School of Technology and Computer Science Seminars

Quantum Communication Using Coherent Rejection Sampling

by Rahul Jain (National University of Singapore, Singapore)

Monday, August 14, 2017 from to (Asia/Kolkata)
at A-201 (STCS Seminar Room)
Description
Compression of a message up to the information it carries is key to many tasks involved in classical and quantum information theory. Schumacher provided one of the first quantum compression schemes and several more general schemes have been developed ever since. However, the one-shot characterization of these quantum tasks is still under development, and often lacks a direct connection with analogous classical tasks. Here we show a new technique for the compression of quantum messages with the aid of entanglement. We devise a new tool that we call the convex split lemma, which is a coherent quantum analogue of the widely used rejection sampling procedure in classical communication protocols. As a consequence, we exhibit new explicit protocols with tight communication cost for quantum state merging, quantum state splitting. We also present a port-based teleportation scheme which uses less number of ports in presence of information about input.

Very recently our framework has found applications in several important settings in quantum network theory, such as a quantum version of the Gel’fand-Pinsker channel; the quantum broadcast channel and to obtain a new achievability bound on quantum state redistribution, in terms of smooth-max information and hypothesis testing relative entropy.
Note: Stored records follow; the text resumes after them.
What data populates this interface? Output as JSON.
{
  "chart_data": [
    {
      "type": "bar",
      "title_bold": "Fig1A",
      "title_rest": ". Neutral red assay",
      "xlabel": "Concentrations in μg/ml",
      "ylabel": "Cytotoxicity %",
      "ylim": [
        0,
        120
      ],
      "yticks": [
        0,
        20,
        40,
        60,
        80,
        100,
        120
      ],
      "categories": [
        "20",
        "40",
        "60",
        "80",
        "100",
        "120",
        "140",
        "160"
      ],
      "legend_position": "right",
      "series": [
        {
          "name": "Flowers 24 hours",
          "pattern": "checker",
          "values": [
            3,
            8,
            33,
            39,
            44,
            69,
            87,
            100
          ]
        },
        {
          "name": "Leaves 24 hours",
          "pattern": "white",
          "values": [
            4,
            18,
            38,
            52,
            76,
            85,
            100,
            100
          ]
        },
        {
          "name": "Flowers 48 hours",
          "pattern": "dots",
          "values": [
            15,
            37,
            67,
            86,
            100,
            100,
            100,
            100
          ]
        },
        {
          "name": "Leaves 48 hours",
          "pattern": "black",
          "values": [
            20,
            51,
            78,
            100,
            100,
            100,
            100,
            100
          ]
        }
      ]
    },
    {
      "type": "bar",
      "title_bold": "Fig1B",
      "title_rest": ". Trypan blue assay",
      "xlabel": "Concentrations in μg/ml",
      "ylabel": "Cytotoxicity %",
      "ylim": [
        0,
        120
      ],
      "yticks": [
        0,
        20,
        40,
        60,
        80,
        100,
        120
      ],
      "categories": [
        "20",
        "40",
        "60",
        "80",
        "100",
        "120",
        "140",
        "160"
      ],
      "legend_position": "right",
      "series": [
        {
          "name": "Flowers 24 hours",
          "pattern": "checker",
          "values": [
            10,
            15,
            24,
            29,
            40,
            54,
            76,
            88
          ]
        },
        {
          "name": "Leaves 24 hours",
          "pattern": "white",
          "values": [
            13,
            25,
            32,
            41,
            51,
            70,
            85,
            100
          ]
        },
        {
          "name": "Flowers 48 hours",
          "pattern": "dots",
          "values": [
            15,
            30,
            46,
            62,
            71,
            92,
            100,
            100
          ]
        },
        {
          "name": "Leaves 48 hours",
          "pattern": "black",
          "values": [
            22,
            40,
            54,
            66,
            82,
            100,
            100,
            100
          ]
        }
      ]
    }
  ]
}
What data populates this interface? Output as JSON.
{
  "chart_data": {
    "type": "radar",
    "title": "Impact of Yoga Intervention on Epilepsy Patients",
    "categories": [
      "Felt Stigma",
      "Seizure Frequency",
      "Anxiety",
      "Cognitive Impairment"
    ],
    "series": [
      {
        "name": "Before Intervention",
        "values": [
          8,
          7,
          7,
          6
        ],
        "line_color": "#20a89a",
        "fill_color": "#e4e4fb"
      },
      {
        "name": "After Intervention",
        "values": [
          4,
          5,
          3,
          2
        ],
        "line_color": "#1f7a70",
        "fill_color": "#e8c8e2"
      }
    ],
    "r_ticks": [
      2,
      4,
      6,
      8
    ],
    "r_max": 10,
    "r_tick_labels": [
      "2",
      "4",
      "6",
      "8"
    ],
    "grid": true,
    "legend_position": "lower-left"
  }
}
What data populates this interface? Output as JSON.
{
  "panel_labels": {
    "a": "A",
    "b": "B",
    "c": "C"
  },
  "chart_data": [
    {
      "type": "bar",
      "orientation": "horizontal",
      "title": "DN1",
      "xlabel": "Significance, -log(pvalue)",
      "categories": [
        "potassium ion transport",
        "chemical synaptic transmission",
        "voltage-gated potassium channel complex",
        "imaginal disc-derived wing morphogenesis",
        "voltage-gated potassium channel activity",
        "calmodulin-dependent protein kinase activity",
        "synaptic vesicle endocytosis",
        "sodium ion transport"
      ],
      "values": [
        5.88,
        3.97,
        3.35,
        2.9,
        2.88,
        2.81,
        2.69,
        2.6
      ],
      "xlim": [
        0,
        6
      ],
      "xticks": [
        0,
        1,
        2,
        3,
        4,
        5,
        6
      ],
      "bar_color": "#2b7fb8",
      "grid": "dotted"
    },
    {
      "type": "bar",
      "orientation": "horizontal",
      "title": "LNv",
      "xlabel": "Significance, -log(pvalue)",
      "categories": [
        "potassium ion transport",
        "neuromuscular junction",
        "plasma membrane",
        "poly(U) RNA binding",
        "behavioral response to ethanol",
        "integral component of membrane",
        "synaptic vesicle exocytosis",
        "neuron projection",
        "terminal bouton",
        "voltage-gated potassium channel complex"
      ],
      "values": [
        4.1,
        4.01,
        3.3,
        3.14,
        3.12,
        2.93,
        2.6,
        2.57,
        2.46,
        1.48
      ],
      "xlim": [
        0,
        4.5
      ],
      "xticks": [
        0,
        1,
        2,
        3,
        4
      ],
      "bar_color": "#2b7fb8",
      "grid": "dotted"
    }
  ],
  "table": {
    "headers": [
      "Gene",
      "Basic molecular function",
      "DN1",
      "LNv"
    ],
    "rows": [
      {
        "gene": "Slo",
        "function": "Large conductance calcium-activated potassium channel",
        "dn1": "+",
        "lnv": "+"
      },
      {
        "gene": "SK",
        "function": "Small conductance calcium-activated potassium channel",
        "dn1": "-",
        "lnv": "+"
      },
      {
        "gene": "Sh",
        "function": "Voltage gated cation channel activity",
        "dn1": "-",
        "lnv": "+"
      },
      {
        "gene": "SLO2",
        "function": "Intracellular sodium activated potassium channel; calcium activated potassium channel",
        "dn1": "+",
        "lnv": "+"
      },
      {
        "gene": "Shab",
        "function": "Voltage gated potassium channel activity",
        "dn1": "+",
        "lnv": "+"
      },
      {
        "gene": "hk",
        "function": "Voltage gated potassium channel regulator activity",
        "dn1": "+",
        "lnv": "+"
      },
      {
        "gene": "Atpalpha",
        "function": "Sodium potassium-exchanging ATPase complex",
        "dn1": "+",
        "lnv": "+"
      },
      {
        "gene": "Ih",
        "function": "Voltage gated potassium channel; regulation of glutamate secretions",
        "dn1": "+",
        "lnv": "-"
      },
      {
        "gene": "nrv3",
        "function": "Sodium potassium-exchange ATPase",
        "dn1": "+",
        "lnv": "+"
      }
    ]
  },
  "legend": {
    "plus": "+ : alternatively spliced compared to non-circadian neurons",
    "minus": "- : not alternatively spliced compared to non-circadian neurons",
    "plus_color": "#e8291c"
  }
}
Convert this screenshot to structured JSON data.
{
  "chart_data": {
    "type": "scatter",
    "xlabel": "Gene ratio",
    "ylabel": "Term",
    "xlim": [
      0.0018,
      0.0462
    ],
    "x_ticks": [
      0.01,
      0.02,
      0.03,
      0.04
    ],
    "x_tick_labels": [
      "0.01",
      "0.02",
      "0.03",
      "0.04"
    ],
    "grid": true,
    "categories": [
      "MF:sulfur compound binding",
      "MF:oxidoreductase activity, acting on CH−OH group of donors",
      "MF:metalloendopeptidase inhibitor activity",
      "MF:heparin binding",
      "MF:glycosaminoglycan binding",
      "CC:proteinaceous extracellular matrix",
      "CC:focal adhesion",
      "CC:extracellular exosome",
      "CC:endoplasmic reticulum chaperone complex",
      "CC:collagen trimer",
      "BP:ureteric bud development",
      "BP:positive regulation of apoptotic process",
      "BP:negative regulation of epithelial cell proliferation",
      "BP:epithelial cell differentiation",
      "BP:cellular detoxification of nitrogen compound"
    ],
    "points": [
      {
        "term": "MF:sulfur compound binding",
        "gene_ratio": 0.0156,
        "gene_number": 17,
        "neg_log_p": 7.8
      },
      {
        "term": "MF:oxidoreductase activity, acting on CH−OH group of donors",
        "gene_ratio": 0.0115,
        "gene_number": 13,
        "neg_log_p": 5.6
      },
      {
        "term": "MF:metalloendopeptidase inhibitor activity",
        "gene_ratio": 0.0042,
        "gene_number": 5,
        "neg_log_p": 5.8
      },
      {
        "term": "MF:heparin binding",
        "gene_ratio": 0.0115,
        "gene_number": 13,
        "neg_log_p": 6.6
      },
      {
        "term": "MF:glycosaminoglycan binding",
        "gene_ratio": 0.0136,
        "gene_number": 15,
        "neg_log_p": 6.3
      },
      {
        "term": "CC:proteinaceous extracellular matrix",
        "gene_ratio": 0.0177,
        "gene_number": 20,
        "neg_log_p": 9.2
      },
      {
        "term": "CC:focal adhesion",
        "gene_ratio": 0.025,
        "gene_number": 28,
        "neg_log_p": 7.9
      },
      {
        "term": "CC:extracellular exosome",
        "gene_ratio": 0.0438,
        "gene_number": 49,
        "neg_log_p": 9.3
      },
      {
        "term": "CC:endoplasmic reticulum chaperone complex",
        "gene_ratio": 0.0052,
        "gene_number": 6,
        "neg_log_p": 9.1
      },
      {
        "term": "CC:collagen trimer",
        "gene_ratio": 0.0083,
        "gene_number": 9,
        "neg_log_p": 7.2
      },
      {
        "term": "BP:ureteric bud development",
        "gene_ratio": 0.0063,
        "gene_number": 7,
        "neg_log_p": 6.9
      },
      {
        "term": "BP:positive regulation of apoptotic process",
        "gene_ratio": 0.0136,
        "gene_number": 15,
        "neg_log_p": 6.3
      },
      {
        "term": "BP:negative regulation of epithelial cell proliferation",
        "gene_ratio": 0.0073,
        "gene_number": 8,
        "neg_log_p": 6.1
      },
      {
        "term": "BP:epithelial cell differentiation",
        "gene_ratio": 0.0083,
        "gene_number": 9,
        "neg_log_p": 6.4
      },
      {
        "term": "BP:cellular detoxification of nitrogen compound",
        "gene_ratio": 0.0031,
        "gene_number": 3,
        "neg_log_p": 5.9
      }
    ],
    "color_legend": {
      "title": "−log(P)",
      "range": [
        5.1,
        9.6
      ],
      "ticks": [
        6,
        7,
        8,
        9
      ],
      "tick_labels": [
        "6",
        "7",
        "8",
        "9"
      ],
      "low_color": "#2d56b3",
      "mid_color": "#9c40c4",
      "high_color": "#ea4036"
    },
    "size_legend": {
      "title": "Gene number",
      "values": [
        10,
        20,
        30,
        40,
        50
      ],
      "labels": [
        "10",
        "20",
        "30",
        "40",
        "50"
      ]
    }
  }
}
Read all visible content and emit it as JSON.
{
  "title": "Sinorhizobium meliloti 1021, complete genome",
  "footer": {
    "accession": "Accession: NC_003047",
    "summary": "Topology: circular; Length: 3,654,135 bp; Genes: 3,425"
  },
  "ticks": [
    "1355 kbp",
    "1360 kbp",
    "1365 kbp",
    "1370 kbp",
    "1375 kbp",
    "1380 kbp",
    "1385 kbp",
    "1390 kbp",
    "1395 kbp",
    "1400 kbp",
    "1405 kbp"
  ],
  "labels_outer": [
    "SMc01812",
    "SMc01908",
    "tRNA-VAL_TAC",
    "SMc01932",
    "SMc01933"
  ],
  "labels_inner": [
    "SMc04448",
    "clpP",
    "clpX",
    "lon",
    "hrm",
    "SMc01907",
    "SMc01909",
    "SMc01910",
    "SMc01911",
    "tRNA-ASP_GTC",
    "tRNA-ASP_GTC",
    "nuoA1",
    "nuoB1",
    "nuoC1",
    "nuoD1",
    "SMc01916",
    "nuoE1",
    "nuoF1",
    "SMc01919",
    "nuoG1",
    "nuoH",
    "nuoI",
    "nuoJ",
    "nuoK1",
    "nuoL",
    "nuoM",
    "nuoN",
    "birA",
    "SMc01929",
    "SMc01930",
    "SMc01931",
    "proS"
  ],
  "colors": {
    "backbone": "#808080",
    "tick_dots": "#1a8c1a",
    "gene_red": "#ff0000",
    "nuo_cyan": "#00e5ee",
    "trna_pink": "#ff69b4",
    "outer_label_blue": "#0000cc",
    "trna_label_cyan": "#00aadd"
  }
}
Convex-split lemma has also found applications in the context of catalytic decoupling; privacy in quantum communication (the wiretap channel); a generalized quantum Slepian-Wolf result ; a bound for the important and consequential task of measurement compression using classical shared randomness and to obtain optimal bounds on the classical capacity of entanglement-assisted compound channels.

Given the broad applicability of the convex-split technique as exhibited in these recent works, we expect more applications in quantum network theory in the future.